30 May, 2012

Mount Rushmore and Crazy Horse Memorial

As an outsider of liberal bent and with an interest/education in history, I found visiting Mount Rushmore and the nearby Crazy Horse memorial to be both uncomfortable and fascinating. Nearly a couple of weeks ago, we drove north of Custer through the Black Hills to see Mount Rushmore. We approached it through a valley in the Black Hills rather than from the plains to the east so we rounded a corner, having briefly glimpsed Washington from the road, to see an enormous multi-storey car park (well, this IS the USA) and in the distance somewhat obscured by the large memorial architecture, the sculpture itself. 


Without car park and monumental avenue of flags to block the view
I'll be honest. I was a bit disappointed. It is smaller than it appears in photos or indeed with Cary Grant climbing all over it (he didn't really, and there is not one mention of North By Northwest that I could find anywhere at the Monument, even though I suspect it's the first time most people encounter Mt Rushmore).    We went to the museum first, and then watched the "orientation" film. Cue "patriotic music"! The project was originally conceived by a local historian who wanted the nearby Needles to be carved in the likenesses of many western heroes - Custer, Buffalo Bill, Red Cloud. Thankfully we can only imagine what that would have looked like. Instead the plan changed to a sculpture with a "national focus" on Rushmore which was made of less fragmented rock. With federal funding, the sculptor Gutzon Borglum worked on the sculpture from 1927 to 1941 when he died. 

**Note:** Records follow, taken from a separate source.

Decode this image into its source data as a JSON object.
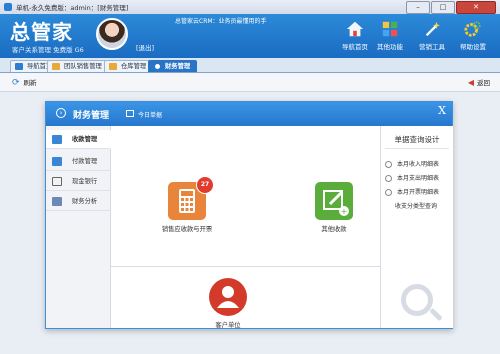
{
  "window": {
    "title": "单机-永久免费版：admin：[财务管理]"
  },
  "header": {
    "brand": "总管家",
    "subtitle": "客户关系管理 免费版 G6",
    "logout": "[退出]",
    "notice": "总管家云CRM：业务员最懂用的手",
    "buttons": [
      {
        "label": "导航首页",
        "icon": "home-icon"
      },
      {
        "label": "其他功能",
        "icon": "apps-icon"
      },
      {
        "label": "营销工具",
        "icon": "magic-wand-icon"
      },
      {
        "label": "帮助设置",
        "icon": "settings-icon"
      }
    ]
  },
  "tabs": [
    {
      "label": "导航首页"
    },
    {
      "label": "团队销售管理"
    },
    {
      "label": "仓库管理"
    },
    {
      "label": "财务管理",
      "active": true
    }
  ],
  "toolbar": {
    "refresh": "刷新",
    "back": "返回"
  },
  "modal": {
    "title": "财务管理",
    "subtitle": "今日单据",
    "close": "X",
    "sidebar": [
      {
        "label": "收款管理",
        "active": true
      },
      {
        "label": "付款管理"
      },
      {
        "label": "现金银行"
      },
      {
        "label": "财务分析"
      }
    ],
    "tiles": [
      {
        "label": "销售应收款与开票",
        "badge": "27",
        "color": "#e8853a"
      },
      {
        "label": "其他收款",
        "color": "#5aad3a"
      },
      {
        "label": "客户单位",
        "color": "#d33a2a"
      }
    ],
    "right": {
      "title": "单据查询设计",
      "items": [
        "本月收入明细表",
        "本月支出明细表",
        "本月开票明细表",
        "收支分类型查询"
      ]
    }
  }
}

After a short walk around the park looking up at the stone faces, we drove on to the Crazy Horse Memorial. A huge contrast. This is an enormous monument and an enormous project. It is privately run and privately funded, a family business, and was conceived by several Lakota elders led by Henry Standing Bear. It is also a work in progress. So far Crazy Horse's face is complete and work on the horse's head is ongoing. 





There's no question that Crazy Horse was developed originally as a riposte to Mount Rushmore - Henry Standing Bear said "My fellow chiefs and I would like the white man to know that the red man has great heroes, too." And it's not hard to see Mount Rushmore as the act of victorious colonizers. Just over fifty years after the Treaty of Fort Laramie was signed, agreeing ownership of the Black Hills by the Lakota, and just under fifty years after that Treaty was broken by the USA resulting in the Great Sioux War, the US government paid to have a sacred Lakota mountain carved with the faces of four white men, by a sculptor who was a member of the Ku Klux Klan. Of course, this isn't the way it's presented at Mount Rushmore. That's all about "conquering the west" and "uniting the country" and "honouring the ideals of America" and the people who were conquered and forced off their lands don't really get a mention.


You may say fifty years is a long time, but I suspect it wasn't to the Lakota survivors of Little Bighorn who commissioned the Crazy Horse Memorial in the late 1920s and were still living to see the first blast some twenty years later, shortly after Mount Rushmore had been completed.  Just as the English look at Ireland and wonder why so much fuss is still made about William of Orange and Oliver Cromwell, so I am sure Americans look at the Black Hills of South Dakota and wonder why Native Americans are exercised about the Treaty of Fort Laramie. 


But events of the past do matter and indeed perhaps they are not in the past. Here's a link to news earlier this month of the visit from the UN Special Rapporteur, James Anaya, to the Black Hills to investigate the USA's progress on adherence to the UN Declaration on the Rights of Indigenous Peoples (clue: he wasn't very impressed).